On Wed, Feb 9, 2022 at 11:27 AM Richard Fontana <[email protected]> wrote:
>
> On Wed, Feb 9, 2022 at 11:14 AM Jilayne Lovejoy <[email protected]> wrote:
> >
> >
> >
> > On 2/9/22 9:08 AM, Richard Fontana wrote:
> > > On Wed, Feb 9, 2022 at 10:53 AM Florian Weimer <[email protected]> wrote:
> > >> * Serge Guelton:
> > >>
> > >>> the LLVM project has moved to an Apache Software License 2.0 with 
> > >>> exception
> > >>> license, referenced as https://releases.llvm.org/10.0.0/LICENSE.TXT
> > >>>
> > >>> Some more details are available here:
> > >>>
> > >>>      
> > >>> https://llvm.org/docs/DeveloperPolicy.html#new-llvm-project-license-framework
> > >>>
> > >>> Does it make sense to have it listed in
> > >>> https://fedoraproject.org/wiki/Licensing:Main#Good_Licenses and the
> > >>> associated short name be compatible with, say, rpmdiff?
> > >> Isn't our position that the relicensing has not happened yet, that the
> > >> SPDX identifiers in the sources are incorrect, and that the project
> > >> still distributes the sources under the old LLVM license (called “NCSA”
> > >> in the Fedora framework)?
> > > Separately from that issue, I am aware of one unresolved (for my team
> > > at Red Hat) longstanding objection to some aspects of the language of
> > > the LLVM exception (raised by at least one person outside of Red Hat).
> > > I wouldn't want to classify the exception as "good" without reaching
> > > some sort of resolution on that issue.
> > >
> > > Richard
> >
> > just saw this after I wrote my email.
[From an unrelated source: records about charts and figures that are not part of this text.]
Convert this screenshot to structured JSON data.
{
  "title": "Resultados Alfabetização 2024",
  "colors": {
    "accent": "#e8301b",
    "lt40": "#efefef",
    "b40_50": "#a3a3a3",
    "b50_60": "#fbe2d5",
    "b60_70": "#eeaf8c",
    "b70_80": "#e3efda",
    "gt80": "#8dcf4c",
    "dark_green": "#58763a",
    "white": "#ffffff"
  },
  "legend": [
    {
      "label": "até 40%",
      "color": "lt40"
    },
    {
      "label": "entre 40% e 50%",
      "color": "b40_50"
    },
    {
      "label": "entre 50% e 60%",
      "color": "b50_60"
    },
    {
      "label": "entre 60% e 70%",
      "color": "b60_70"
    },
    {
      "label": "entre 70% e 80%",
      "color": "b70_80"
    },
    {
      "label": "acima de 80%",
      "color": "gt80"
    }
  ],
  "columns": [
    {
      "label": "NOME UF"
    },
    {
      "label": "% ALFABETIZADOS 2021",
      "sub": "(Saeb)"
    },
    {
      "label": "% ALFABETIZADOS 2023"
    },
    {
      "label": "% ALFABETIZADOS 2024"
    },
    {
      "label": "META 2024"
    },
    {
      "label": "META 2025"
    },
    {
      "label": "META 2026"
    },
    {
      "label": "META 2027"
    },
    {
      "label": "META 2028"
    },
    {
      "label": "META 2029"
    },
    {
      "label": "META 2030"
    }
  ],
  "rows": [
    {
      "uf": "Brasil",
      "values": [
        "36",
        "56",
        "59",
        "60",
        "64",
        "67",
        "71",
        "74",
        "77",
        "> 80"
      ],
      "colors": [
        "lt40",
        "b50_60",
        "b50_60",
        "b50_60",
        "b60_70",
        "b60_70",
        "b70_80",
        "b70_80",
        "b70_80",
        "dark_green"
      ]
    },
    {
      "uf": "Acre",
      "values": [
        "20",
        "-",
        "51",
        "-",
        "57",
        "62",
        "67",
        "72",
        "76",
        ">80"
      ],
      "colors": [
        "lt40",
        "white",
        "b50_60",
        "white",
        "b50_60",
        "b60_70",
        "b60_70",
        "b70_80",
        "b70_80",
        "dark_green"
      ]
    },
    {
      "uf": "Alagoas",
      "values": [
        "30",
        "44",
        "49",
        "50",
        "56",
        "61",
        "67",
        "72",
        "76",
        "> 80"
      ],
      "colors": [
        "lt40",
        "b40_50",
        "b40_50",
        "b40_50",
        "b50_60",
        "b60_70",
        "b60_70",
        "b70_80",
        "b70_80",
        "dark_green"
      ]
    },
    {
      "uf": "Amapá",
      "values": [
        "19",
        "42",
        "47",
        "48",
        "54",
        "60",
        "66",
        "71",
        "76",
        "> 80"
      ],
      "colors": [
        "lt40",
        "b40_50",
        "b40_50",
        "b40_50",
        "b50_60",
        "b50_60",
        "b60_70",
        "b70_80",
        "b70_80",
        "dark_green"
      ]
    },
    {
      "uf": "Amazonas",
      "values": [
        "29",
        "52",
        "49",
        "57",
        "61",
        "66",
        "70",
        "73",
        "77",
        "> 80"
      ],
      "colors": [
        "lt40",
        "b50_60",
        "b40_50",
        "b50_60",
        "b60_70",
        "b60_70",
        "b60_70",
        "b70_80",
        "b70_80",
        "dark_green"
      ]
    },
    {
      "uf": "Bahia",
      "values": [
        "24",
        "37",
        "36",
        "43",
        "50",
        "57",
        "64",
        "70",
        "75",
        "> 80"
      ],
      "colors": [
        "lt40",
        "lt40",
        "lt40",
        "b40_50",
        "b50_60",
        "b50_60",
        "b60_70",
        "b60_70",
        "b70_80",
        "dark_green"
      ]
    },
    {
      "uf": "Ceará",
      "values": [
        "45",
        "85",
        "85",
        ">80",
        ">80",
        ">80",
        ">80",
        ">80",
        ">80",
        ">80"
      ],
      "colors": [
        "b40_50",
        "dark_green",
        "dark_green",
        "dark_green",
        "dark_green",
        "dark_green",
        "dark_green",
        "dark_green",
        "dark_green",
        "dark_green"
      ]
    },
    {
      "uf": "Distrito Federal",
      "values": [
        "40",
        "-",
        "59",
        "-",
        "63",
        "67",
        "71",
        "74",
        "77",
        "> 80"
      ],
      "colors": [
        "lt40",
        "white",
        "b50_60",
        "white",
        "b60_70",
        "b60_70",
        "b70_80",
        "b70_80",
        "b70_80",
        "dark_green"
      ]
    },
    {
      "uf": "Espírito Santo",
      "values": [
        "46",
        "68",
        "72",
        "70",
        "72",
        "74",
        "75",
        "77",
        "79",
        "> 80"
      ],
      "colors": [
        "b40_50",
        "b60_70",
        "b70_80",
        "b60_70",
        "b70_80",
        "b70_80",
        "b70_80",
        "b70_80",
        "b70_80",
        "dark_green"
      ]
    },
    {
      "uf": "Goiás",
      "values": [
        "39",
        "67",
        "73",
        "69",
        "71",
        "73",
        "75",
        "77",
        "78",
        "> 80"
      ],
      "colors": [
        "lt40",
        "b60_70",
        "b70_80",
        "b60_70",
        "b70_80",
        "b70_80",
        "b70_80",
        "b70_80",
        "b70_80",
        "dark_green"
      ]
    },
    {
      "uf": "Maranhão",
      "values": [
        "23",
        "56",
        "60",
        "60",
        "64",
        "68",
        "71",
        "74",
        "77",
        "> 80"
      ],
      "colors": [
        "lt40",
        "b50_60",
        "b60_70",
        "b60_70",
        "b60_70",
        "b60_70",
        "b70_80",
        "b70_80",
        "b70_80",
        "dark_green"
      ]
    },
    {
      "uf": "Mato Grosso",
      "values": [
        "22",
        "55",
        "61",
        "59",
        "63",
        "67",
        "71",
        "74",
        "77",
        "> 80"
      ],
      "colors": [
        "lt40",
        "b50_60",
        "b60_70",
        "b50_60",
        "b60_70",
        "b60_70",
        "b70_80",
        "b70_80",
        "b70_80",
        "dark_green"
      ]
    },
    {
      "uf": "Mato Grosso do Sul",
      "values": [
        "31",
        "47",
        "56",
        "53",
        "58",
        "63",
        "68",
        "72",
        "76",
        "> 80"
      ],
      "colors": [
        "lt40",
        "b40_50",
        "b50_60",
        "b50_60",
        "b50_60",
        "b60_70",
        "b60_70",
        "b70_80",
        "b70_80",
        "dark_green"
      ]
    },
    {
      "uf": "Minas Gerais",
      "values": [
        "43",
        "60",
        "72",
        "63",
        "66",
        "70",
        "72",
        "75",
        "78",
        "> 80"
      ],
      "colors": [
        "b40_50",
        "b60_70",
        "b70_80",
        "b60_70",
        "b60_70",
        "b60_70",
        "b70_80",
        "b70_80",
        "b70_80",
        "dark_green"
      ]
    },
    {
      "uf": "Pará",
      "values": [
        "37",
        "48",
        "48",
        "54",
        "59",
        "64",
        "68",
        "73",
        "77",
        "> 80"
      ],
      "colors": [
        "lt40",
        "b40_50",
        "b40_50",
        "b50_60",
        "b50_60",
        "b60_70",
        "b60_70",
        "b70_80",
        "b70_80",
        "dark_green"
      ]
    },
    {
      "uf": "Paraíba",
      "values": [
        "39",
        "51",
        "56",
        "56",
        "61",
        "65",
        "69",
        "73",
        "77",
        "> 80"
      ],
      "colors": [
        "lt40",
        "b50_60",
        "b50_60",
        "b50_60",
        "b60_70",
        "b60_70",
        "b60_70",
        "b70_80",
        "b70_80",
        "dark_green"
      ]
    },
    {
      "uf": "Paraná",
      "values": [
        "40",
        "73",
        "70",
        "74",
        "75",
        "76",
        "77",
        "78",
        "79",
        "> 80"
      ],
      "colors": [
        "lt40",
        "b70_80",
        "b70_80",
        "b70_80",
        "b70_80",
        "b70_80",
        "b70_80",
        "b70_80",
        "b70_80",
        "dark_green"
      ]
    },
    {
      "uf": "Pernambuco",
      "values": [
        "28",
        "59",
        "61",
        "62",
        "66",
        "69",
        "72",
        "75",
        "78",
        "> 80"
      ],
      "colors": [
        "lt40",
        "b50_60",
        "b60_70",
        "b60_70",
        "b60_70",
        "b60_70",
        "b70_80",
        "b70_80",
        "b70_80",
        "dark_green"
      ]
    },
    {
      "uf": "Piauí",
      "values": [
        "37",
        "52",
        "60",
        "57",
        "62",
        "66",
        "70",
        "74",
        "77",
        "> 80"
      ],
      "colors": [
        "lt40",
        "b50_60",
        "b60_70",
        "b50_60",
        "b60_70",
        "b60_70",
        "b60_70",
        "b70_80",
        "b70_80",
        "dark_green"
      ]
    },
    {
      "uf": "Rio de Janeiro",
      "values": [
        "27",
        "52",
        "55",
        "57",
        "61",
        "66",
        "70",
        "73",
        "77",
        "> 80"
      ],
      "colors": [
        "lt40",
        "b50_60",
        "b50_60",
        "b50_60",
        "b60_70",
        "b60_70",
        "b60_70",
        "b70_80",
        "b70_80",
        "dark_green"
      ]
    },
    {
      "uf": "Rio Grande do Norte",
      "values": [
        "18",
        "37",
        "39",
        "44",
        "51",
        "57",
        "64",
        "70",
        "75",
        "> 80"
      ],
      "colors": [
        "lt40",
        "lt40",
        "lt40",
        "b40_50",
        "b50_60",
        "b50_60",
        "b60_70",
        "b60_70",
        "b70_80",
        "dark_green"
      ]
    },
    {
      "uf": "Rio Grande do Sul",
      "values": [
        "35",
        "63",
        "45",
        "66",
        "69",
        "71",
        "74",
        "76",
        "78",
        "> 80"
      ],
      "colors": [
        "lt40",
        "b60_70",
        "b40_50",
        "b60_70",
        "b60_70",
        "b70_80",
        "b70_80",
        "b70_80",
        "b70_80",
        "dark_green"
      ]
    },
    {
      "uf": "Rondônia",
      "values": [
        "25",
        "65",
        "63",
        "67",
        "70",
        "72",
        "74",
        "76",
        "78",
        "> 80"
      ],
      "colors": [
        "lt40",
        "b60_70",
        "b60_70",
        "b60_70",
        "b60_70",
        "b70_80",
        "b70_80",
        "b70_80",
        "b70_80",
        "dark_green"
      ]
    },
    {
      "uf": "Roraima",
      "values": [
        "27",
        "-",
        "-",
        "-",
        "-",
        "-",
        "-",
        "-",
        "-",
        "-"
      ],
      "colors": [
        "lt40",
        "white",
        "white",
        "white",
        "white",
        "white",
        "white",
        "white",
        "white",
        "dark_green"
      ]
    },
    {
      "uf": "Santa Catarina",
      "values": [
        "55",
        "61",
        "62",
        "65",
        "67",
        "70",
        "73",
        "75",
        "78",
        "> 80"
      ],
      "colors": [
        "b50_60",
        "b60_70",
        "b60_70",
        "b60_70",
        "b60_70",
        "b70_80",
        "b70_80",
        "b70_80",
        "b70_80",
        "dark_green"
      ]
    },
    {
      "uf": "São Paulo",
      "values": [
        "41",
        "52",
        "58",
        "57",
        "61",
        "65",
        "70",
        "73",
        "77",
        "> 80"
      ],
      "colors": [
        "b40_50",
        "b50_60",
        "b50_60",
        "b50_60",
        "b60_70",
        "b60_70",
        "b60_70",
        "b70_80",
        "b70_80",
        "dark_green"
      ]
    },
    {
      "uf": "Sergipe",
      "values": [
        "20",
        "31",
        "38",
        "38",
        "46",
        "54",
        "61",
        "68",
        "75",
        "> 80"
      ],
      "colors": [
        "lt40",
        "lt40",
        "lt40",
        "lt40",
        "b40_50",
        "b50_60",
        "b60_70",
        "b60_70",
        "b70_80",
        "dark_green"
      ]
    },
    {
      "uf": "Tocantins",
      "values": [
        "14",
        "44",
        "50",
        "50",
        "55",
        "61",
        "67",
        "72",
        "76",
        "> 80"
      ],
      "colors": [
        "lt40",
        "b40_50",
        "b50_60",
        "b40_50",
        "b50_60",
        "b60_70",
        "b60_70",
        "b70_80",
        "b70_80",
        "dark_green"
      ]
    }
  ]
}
That's interesting and a bit
> > surprising - I'd be curious to hear more about what the objection is
> > (and especially since I know LLVM got a lot of feedback when they were
> > drafting it!)
>
> I think they got a lot of feedback from a somewhat narrow part of the
> universe that didn't include historically non-LLVM-oriented community
> members.
>
> To be clear, my position would be that even if the exception embodies
> some horrible drafting problem it does not mean LLVM, conceptualized
> as being "Apache-2.0" (-only, as it were) or "Apache-2.0 AND NCSA" or
> whatever is problematic for Fedora. It sort of goes to the issue of
> how important it is to make sure the license metadata incorporates the
> details of all exceptions given that normally exceptions are
> structured as additional permissions (though sometimes "exceptions"
> are additional restrictions and historically some of those have been
> problematic). Not so long ago (before we were engaged in the current
> iteration of looking into having Fedora migrate from Callaway
> Notation™ to SPDX identifiers) I suggested that Fedora abandon all
> efforts to track exceptions as being ultimately a waste of time, but I
> have a feeling you would disagree with that view. :-)
>

From a practical perspective, the only two exceptions that matter for
Fedora are:

* GPL compatibility exceptions
* OpenSSL compatibility exceptions

With OpenSSL 3.0, we can basically say goodbye to the second one, and
only worry about the first.

All other exceptions are basically fluff.


-- 
真実はいつも一つ!/ Always, there's only one truth!